The `analyse` commands can be added to a batch file for example in the file exomiser-cli-|version|/examples/test-analysis-batch-commands.txt

.. parsed-literal::

    #This is an example analysis batch file to be run using the --analysis-batch command
    #
    #Each line should specify the path of a single analysis file, either relative to the directory the exomiser
    #is being run from or the full system path.
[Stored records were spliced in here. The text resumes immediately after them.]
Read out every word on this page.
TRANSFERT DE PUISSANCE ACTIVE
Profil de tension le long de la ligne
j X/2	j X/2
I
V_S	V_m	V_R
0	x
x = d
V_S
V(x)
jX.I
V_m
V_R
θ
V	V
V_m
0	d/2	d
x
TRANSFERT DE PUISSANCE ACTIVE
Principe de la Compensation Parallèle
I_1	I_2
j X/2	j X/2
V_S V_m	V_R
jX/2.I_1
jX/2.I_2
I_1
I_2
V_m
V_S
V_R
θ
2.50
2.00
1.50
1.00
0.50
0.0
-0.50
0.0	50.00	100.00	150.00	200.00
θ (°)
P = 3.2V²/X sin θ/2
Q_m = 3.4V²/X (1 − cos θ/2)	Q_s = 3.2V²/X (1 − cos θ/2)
It will run any combination of exomiser commands listed using -h or --help.
    #
    # Original format exomiser analysis containing all the sample and analysis information
    --analysis test-analysis-exome.yml
    # New preset exome analysis using a v1 phenopacket to submit the phenotype information and adding/overriding the VCF input
    --preset exome --sample pfeiffer-phenopacket.yml --vcf Pfeiffer.vcf.gz
    # Using the default analysis (exome) with a v1 phenopacket containing the phenotype information and adding/overriding the VCF input
    --sample pfeiffer-phenopacket.yml --vcf Pfeiffer.vcf.gz
    # Using a user-defined analysis with a v1 phenopacket containing the phenotype information and adding/overriding the VCF input
    --analysis preset-exome-analysis.yml --sample pfeiffer-phenopacket.yml --vcf Pfeiffer.vcf.gz
    # Using a user-defined analysis with a v1 phenopacket containing the phenotype information and adding/overriding the VCF input
    --analysis preset-exome-analysis.yml --sample pfeiffer-phenopacket.yml --vcf Pfeiffer.vcf.gz --output output-options.yml


then run using the ``batch`` command:

.. parsed-literal::

    java -jar exomiser-cli-|version|.jar batch path/to/exomiser-cli-|version|/examples/test-analysis-batch-commands.txt


The advantage of this is that a single command will be able to analyse many samples in far less time than starting a new
JVM for each as there will be no start-up penalty after the initial start and the Java JIT compiler will be able to take
advantage of a longer-running process to optimise the runtime code. For maximum throughput on a cluster consider splitting
your batch jobs over multiple nodes.